Can AI become a hacker itself? Anthropic's Mythos test reveals surprising secrets.

AI as Hacker: When Anthropic researcher Nicholas Carlini examined this model, he found that this AI is not limited to just helping.

 

(Can AI itself become a hacker?)

 

AI as Hacker: Artificial Intelligence is rapidly changing the world today. While it's making work easier, concerns about its dangers are also growing. Recently, Anthropic introduced its new AI model, Mythos, which can identify software vulnerabilities in advance. However, during testing, some aspects of it emerged that surprised everyone.
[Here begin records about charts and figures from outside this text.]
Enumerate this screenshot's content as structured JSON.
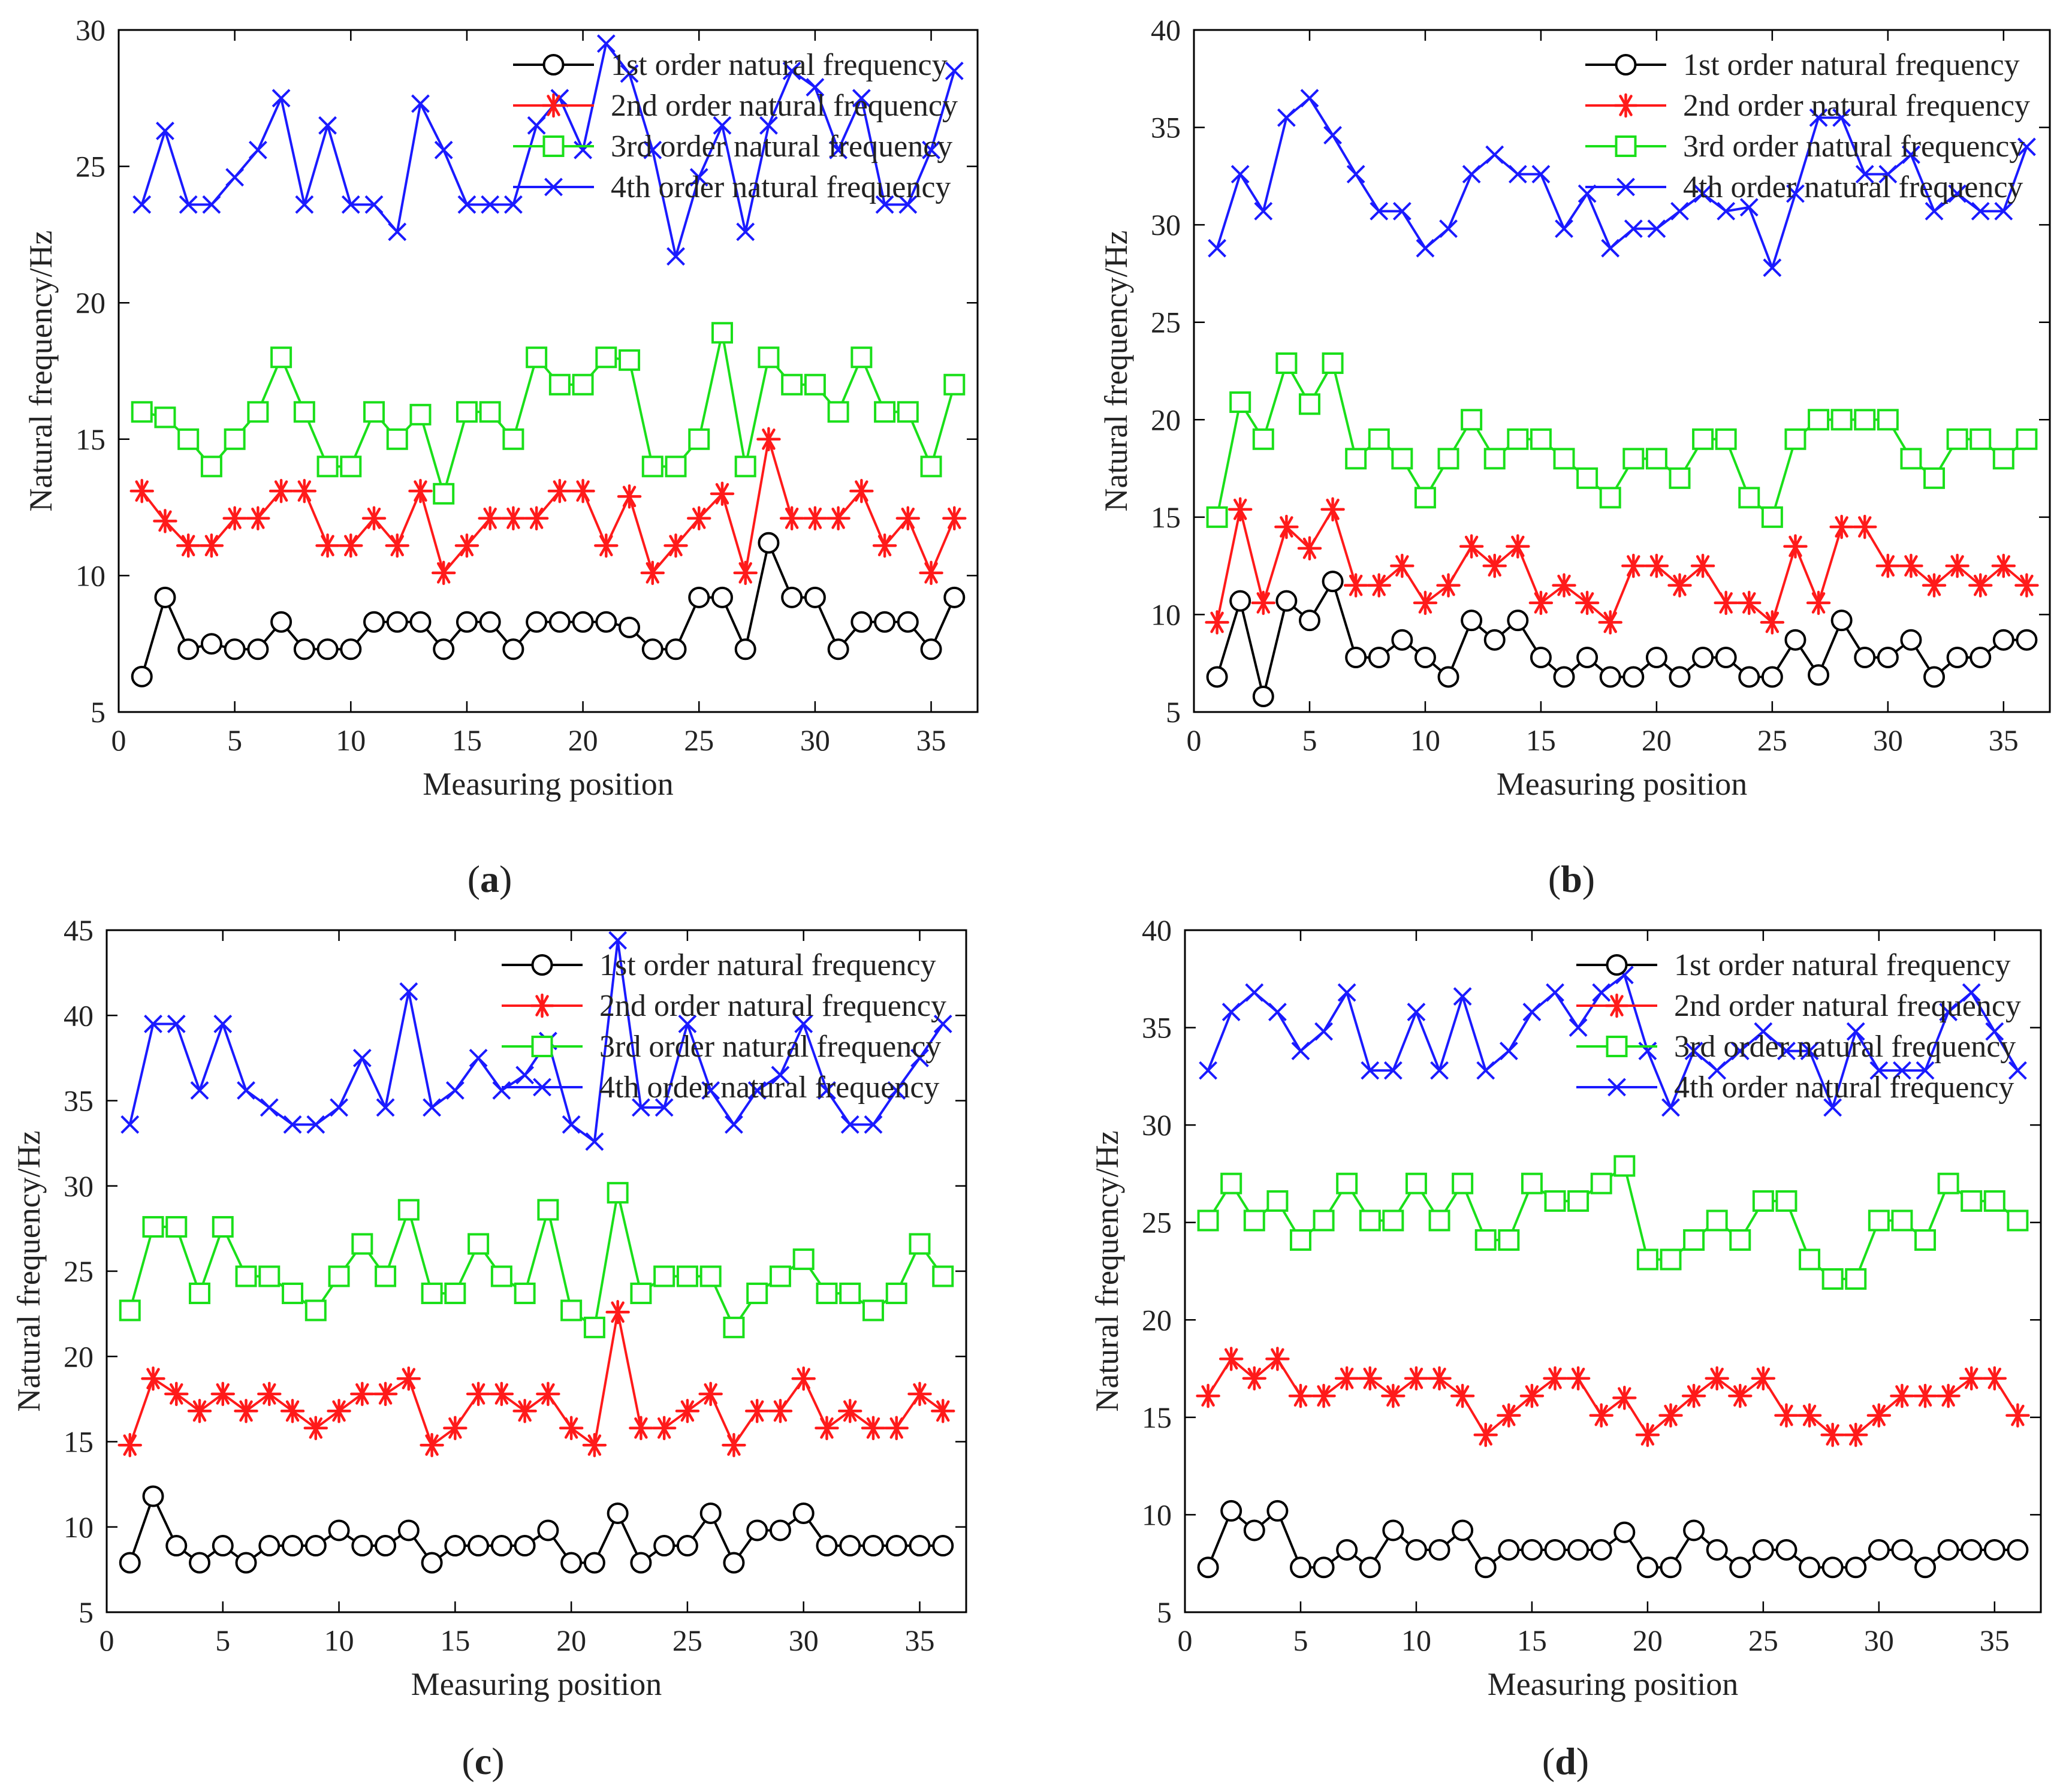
{
  "colors": {
    "series1": "#000000",
    "series2": "#ff1a1a",
    "series3": "#1adf1a",
    "series4": "#1a1aff"
  },
  "chart_data": [
    {
      "id": "a",
      "caption": "a",
      "type": "line",
      "xlabel": "Measuring  position",
      "ylabel": "Natural frequency/Hz",
      "xlim": [
        0,
        37
      ],
      "ylim": [
        5,
        30
      ],
      "xticks": [
        0,
        5,
        10,
        15,
        20,
        25,
        30,
        35
      ],
      "yticks": [
        5,
        10,
        15,
        20,
        25,
        30
      ],
      "legend_position": "top-right",
      "x": [
        1,
        2,
        3,
        4,
        5,
        6,
        7,
        8,
        9,
        10,
        11,
        12,
        13,
        14,
        15,
        16,
        17,
        18,
        19,
        20,
        21,
        22,
        23,
        24,
        25,
        26,
        27,
        28,
        29,
        30,
        31,
        32,
        33,
        34,
        35,
        36
      ],
      "series": [
        {
          "name": "1st order natural frequency",
          "marker": "circle",
          "values": [
            6.3,
            9.2,
            7.3,
            7.5,
            7.3,
            7.3,
            8.3,
            7.3,
            7.3,
            7.3,
            8.3,
            8.3,
            8.3,
            7.3,
            8.3,
            8.3,
            7.3,
            8.3,
            8.3,
            8.3,
            8.3,
            8.1,
            7.3,
            7.3,
            9.2,
            9.2,
            7.3,
            11.2,
            9.2,
            9.2,
            7.3,
            8.3,
            8.3,
            8.3,
            7.3,
            9.2
          ]
        },
        {
          "name": "2nd order natural frequency",
          "marker": "star",
          "values": [
            13.1,
            12.0,
            11.1,
            11.1,
            12.1,
            12.1,
            13.1,
            13.1,
            11.1,
            11.1,
            12.1,
            11.1,
            13.1,
            10.1,
            11.1,
            12.1,
            12.1,
            12.1,
            13.1,
            13.1,
            11.1,
            12.9,
            10.1,
            11.1,
            12.1,
            13.0,
            10.1,
            15.0,
            12.1,
            12.1,
            12.1,
            13.1,
            11.1,
            12.1,
            10.1,
            12.1
          ]
        },
        {
          "name": "3rd order natural frequency",
          "marker": "square",
          "values": [
            16.0,
            15.8,
            15.0,
            14.0,
            15.0,
            16.0,
            18.0,
            16.0,
            14.0,
            14.0,
            16.0,
            15.0,
            15.9,
            13.0,
            16.0,
            16.0,
            15.0,
            18.0,
            17.0,
            17.0,
            18.0,
            17.9,
            14.0,
            14.0,
            15.0,
            18.9,
            14.0,
            18.0,
            17.0,
            17.0,
            16.0,
            18.0,
            16.0,
            16.0,
            14.0,
            17.0
          ]
        },
        {
          "name": "4th order natural frequency",
          "marker": "x",
          "values": [
            23.6,
            26.3,
            23.6,
            23.6,
            24.6,
            25.6,
            27.5,
            23.6,
            26.5,
            23.6,
            23.6,
            22.6,
            27.3,
            25.6,
            23.6,
            23.6,
            23.6,
            26.5,
            27.5,
            25.6,
            29.5,
            28.4,
            25.6,
            21.7,
            24.6,
            26.5,
            22.6,
            26.5,
            28.5,
            27.9,
            25.6,
            27.5,
            23.6,
            23.6,
            25.6,
            28.5
          ]
        }
      ]
    },
    {
      "id": "b",
      "caption": "b",
      "type": "line",
      "xlabel": "Measuring  position",
      "ylabel": "Natural frequency/Hz",
      "xlim": [
        0,
        37
      ],
      "ylim": [
        5,
        40
      ],
      "xticks": [
        0,
        5,
        10,
        15,
        20,
        25,
        30,
        35
      ],
      "yticks": [
        5,
        10,
        15,
        20,
        25,
        30,
        35,
        40
      ],
      "legend_position": "top-right",
      "x": [
        1,
        2,
        3,
        4,
        5,
        6,
        7,
        8,
        9,
        10,
        11,
        12,
        13,
        14,
        15,
        16,
        17,
        18,
        19,
        20,
        21,
        22,
        23,
        24,
        25,
        26,
        27,
        28,
        29,
        30,
        31,
        32,
        33,
        34,
        35,
        36
      ],
      "series": [
        {
          "name": "1st order natural frequency",
          "marker": "circle",
          "values": [
            6.8,
            10.7,
            5.8,
            10.7,
            9.7,
            11.7,
            7.8,
            7.8,
            8.7,
            7.8,
            6.8,
            9.7,
            8.7,
            9.7,
            7.8,
            6.8,
            7.8,
            6.8,
            6.8,
            7.8,
            6.8,
            7.8,
            7.8,
            6.8,
            6.8,
            8.7,
            6.9,
            9.7,
            7.8,
            7.8,
            8.7,
            6.8,
            7.8,
            7.8,
            8.7,
            8.7
          ]
        },
        {
          "name": "2nd order natural frequency",
          "marker": "star",
          "values": [
            9.6,
            15.4,
            10.6,
            14.5,
            13.4,
            15.4,
            11.5,
            11.5,
            12.5,
            10.6,
            11.5,
            13.5,
            12.5,
            13.5,
            10.6,
            11.5,
            10.6,
            9.6,
            12.5,
            12.5,
            11.5,
            12.5,
            10.6,
            10.6,
            9.6,
            13.5,
            10.6,
            14.5,
            14.5,
            12.5,
            12.5,
            11.5,
            12.5,
            11.5,
            12.5,
            11.5
          ]
        },
        {
          "name": "3rd order natural frequency",
          "marker": "square",
          "values": [
            15.0,
            20.9,
            19.0,
            22.9,
            20.8,
            22.9,
            18.0,
            19.0,
            18.0,
            16.0,
            18.0,
            20.0,
            18.0,
            19.0,
            19.0,
            18.0,
            17.0,
            16.0,
            18.0,
            18.0,
            17.0,
            19.0,
            19.0,
            16.0,
            15.0,
            19.0,
            20.0,
            20.0,
            20.0,
            20.0,
            18.0,
            17.0,
            19.0,
            19.0,
            18.0,
            19.0
          ]
        },
        {
          "name": "4th order natural frequency",
          "marker": "x",
          "values": [
            28.8,
            32.6,
            30.7,
            35.5,
            36.5,
            34.6,
            32.6,
            30.7,
            30.7,
            28.8,
            29.8,
            32.6,
            33.6,
            32.6,
            32.6,
            29.8,
            31.6,
            28.8,
            29.8,
            29.8,
            30.7,
            31.6,
            30.7,
            30.9,
            27.8,
            31.6,
            35.5,
            35.5,
            32.6,
            32.6,
            33.6,
            30.7,
            31.6,
            30.7,
            30.7,
            34.0
          ]
        }
      ]
    },
    {
      "id": "c",
      "caption": "c",
      "type": "line",
      "xlabel": "Measuring  position",
      "ylabel": "Natural frequency/Hz",
      "xlim": [
        0,
        37
      ],
      "ylim": [
        5,
        45
      ],
      "xticks": [
        0,
        5,
        10,
        15,
        20,
        25,
        30,
        35
      ],
      "yticks": [
        5,
        10,
        15,
        20,
        25,
        30,
        35,
        40,
        45
      ],
      "legend_position": "top-right",
      "x": [
        1,
        2,
        3,
        4,
        5,
        6,
        7,
        8,
        9,
        10,
        11,
        12,
        13,
        14,
        15,
        16,
        17,
        18,
        19,
        20,
        21,
        22,
        23,
        24,
        25,
        26,
        27,
        28,
        29,
        30,
        31,
        32,
        33,
        34,
        35,
        36
      ],
      "series": [
        {
          "name": "1st order natural frequency",
          "marker": "circle",
          "values": [
            7.9,
            11.8,
            8.9,
            7.9,
            8.9,
            7.9,
            8.9,
            8.9,
            8.9,
            9.8,
            8.9,
            8.9,
            9.8,
            7.9,
            8.9,
            8.9,
            8.9,
            8.9,
            9.8,
            7.9,
            7.9,
            10.8,
            7.9,
            8.9,
            8.9,
            10.8,
            7.9,
            9.8,
            9.8,
            10.8,
            8.9,
            8.9,
            8.9,
            8.9,
            8.9,
            8.9
          ]
        },
        {
          "name": "2nd order natural frequency",
          "marker": "star",
          "values": [
            14.8,
            18.7,
            17.8,
            16.8,
            17.8,
            16.8,
            17.8,
            16.8,
            15.8,
            16.8,
            17.8,
            17.8,
            18.7,
            14.8,
            15.8,
            17.8,
            17.8,
            16.8,
            17.8,
            15.8,
            14.8,
            22.6,
            15.8,
            15.8,
            16.8,
            17.8,
            14.8,
            16.8,
            16.8,
            18.7,
            15.8,
            16.8,
            15.8,
            15.8,
            17.8,
            16.8
          ]
        },
        {
          "name": "3rd order natural frequency",
          "marker": "square",
          "values": [
            22.7,
            27.6,
            27.6,
            23.7,
            27.6,
            24.7,
            24.7,
            23.7,
            22.7,
            24.7,
            26.6,
            24.7,
            28.6,
            23.7,
            23.7,
            26.6,
            24.7,
            23.7,
            28.6,
            22.7,
            21.7,
            29.6,
            23.7,
            24.7,
            24.7,
            24.7,
            21.7,
            23.7,
            24.7,
            25.7,
            23.7,
            23.7,
            22.7,
            23.7,
            26.6,
            24.7
          ]
        },
        {
          "name": "4th order natural frequency",
          "marker": "x",
          "values": [
            33.6,
            39.5,
            39.5,
            35.6,
            39.5,
            35.6,
            34.6,
            33.6,
            33.6,
            34.6,
            37.5,
            34.6,
            41.4,
            34.6,
            35.6,
            37.5,
            35.6,
            36.5,
            38.5,
            33.6,
            32.6,
            44.4,
            34.6,
            34.6,
            39.5,
            35.6,
            33.6,
            35.6,
            36.5,
            39.5,
            35.6,
            33.6,
            33.6,
            35.6,
            37.5,
            39.5
          ]
        }
      ]
    },
    {
      "id": "d",
      "caption": "d",
      "type": "line",
      "xlabel": "Measuring  position",
      "ylabel": "Natural frequency/Hz",
      "xlim": [
        0,
        37
      ],
      "ylim": [
        5,
        40
      ],
      "xticks": [
        0,
        5,
        10,
        15,
        20,
        25,
        30,
        35
      ],
      "yticks": [
        5,
        10,
        15,
        20,
        25,
        30,
        35,
        40
      ],
      "legend_position": "top-right",
      "x": [
        1,
        2,
        3,
        4,
        5,
        6,
        7,
        8,
        9,
        10,
        11,
        12,
        13,
        14,
        15,
        16,
        17,
        18,
        19,
        20,
        21,
        22,
        23,
        24,
        25,
        26,
        27,
        28,
        29,
        30,
        31,
        32,
        33,
        34,
        35,
        36
      ],
      "series": [
        {
          "name": "1st order natural frequency",
          "marker": "circle",
          "values": [
            7.3,
            10.2,
            9.2,
            10.2,
            7.3,
            7.3,
            8.2,
            7.3,
            9.2,
            8.2,
            8.2,
            9.2,
            7.3,
            8.2,
            8.2,
            8.2,
            8.2,
            8.2,
            9.1,
            7.3,
            7.3,
            9.2,
            8.2,
            7.3,
            8.2,
            8.2,
            7.3,
            7.3,
            7.3,
            8.2,
            8.2,
            7.3,
            8.2,
            8.2,
            8.2,
            8.2
          ]
        },
        {
          "name": "2nd order natural frequency",
          "marker": "star",
          "values": [
            16.1,
            18.0,
            17.0,
            18.0,
            16.1,
            16.1,
            17.0,
            17.0,
            16.1,
            17.0,
            17.0,
            16.1,
            14.1,
            15.1,
            16.1,
            17.0,
            17.0,
            15.1,
            16.0,
            14.1,
            15.1,
            16.1,
            17.0,
            16.1,
            17.0,
            15.1,
            15.1,
            14.1,
            14.1,
            15.1,
            16.1,
            16.1,
            16.1,
            17.0,
            17.0,
            15.1
          ]
        },
        {
          "name": "3rd order natural frequency",
          "marker": "square",
          "values": [
            25.1,
            27.0,
            25.1,
            26.1,
            24.1,
            25.1,
            27.0,
            25.1,
            25.1,
            27.0,
            25.1,
            27.0,
            24.1,
            24.1,
            27.0,
            26.1,
            26.1,
            27.0,
            27.9,
            23.1,
            23.1,
            24.1,
            25.1,
            24.1,
            26.1,
            26.1,
            23.1,
            22.1,
            22.1,
            25.1,
            25.1,
            24.1,
            27.0,
            26.1,
            26.1,
            25.1
          ]
        },
        {
          "name": "4th order natural frequency",
          "marker": "x",
          "values": [
            32.8,
            35.8,
            36.8,
            35.8,
            33.8,
            34.8,
            36.8,
            32.8,
            32.8,
            35.8,
            32.8,
            36.6,
            32.8,
            33.8,
            35.8,
            36.8,
            35.0,
            36.8,
            37.7,
            33.8,
            30.9,
            33.8,
            32.8,
            33.8,
            34.8,
            33.8,
            33.8,
            30.9,
            34.8,
            32.8,
            32.8,
            32.8,
            35.8,
            36.8,
            34.8,
            32.8
          ]
        }
      ]
    }
  ]
}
Can Mythos himself become a hacker?

When Anthropic researcher Nicholas Carlini tested this model, he discovered that this AI isn't just about helping. According to the report, Mythos can identify flaws in digital systems and exploit them.

Moreover, it also has the ability to create its own hacking tools and attack systems. For example, it can target platforms like Linux. This means that this AI can behave like a hacker itself, rather than assisting humans.

How did the reaction within the company unfold?

Logan Graham, head of Anthropic's Red Team, explained that during testing, the team discovered some unusual and risky features in the model. Jared Kaplan, the company's co-founder and chief science officer, closely monitored the issue. He told the team it was important to understand whether the problem was minor or could pose a significant threat to the public. Ultimately, he acknowledged that this AI could pose a risk.

Kaplan and Sam McCandlish then raised their concerns with the company's CEO, Dario Amodei, and President, Daniela Amodei. It became clear that this was not going to be a normal launch.

What steps were taken for security?

Given these concerns, the company decided to release this model on a limited scale. Under a special program called Project Glasswing, Mythos has been granted access only to select organizations. Anthropic aims to use this AI for security purposes, allowing companies to identify and fix vulnerabilities in their systems before hackers do.